Of course, they all count. But this season is turning out to be very, very special in this regard. Last night, Ryan Howard showed he is, indeed, the man. As I've contended before, the Phils might be well served to trade away some of their veterans, even if they don't get much in return, because some of their best players are under 27. Howard, Madson, Myers, Utley, all making near the minimum, all top contributors for the Phils.

But anyway, last night we could have easily lost the game, and instead won. This was huge. Why? According to Baseball Prospectus, the wild card team will probably win 86 or 87 games this year, with enough teams in the mix that the Phillies cannot count on another team's implosion to back them into the playoffs. The Phillies W3 percentage (explained here, my favorite predictive stat) is only .513, which pretty much means the Phillies are expected to break even over the remainder of the year.

Last night was one of those famous one-run games. The more I learn about baseball, the more obvious it is that performance in one run games is what separates good teams from great ones. Is one run game performance random? I don't think it is entirely. I'll more thoughts on this at a later date, but if you agree or disagree, the irrefutable fact is that one run games will make or break a season for almost all teams, unless they are incredibly good or incredibly bad.

Anyway, in the overall scheme of things, last nights' win barely affected the W3 percentage of the Phillies. But it affected their total wins by 1. So starting today, their base wins for the rest of the season is 49, not 48. This marginally improves their chances of getting to 87 wins. Over the rest of the season, as games get fewer and fewer, those one run games will be less and less likely to even out. The more of these kinds of games the Phillies win, the more likely they will reach the promised land of the playoffs.

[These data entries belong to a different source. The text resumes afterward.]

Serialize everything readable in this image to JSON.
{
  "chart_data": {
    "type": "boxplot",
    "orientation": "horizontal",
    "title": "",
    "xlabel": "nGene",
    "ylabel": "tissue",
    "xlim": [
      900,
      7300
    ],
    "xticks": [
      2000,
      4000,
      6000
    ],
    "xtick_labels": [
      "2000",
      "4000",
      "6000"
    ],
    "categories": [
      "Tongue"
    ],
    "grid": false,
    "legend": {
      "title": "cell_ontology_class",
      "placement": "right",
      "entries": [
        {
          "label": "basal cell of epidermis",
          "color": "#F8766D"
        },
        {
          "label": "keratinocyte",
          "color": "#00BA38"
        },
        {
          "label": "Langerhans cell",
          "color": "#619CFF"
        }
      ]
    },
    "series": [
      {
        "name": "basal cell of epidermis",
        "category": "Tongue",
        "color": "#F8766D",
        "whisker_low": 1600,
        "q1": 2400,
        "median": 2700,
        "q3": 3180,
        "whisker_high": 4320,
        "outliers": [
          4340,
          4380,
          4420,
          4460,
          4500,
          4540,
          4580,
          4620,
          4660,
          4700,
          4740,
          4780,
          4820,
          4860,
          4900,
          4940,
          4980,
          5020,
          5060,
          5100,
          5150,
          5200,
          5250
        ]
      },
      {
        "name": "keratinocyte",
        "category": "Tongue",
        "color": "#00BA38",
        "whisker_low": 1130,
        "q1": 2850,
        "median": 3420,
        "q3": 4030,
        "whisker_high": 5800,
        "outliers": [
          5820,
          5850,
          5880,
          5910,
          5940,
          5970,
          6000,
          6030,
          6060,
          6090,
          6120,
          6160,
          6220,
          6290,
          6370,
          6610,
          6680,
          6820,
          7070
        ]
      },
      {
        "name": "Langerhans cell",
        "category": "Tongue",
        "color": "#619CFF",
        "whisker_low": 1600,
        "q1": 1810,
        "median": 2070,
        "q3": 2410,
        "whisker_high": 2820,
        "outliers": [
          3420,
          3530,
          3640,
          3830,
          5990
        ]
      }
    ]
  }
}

Look at it this way: given the W3 percentage, of the final 70 games the Phillies are playing, they are likely to win 36 of them (not adjusting for home/road difference or for strength of opponent). By winning last night, that means they should end up with 85 wins. By losing, they would be shooting for 84. With 87 being the goal, those "random" one run results become more and more important. Every one run game won basically means another half game outperforming our expected win total. If, over the rest of the season, we win 4 more one run games than we lose, we should hit the 87 win jackpot, all other things being equal. Had we lost last night, we would have had to win an extra 6 one runners to get there.

I wonder if Ryan Howard was considering all this when he launched that bomb last night?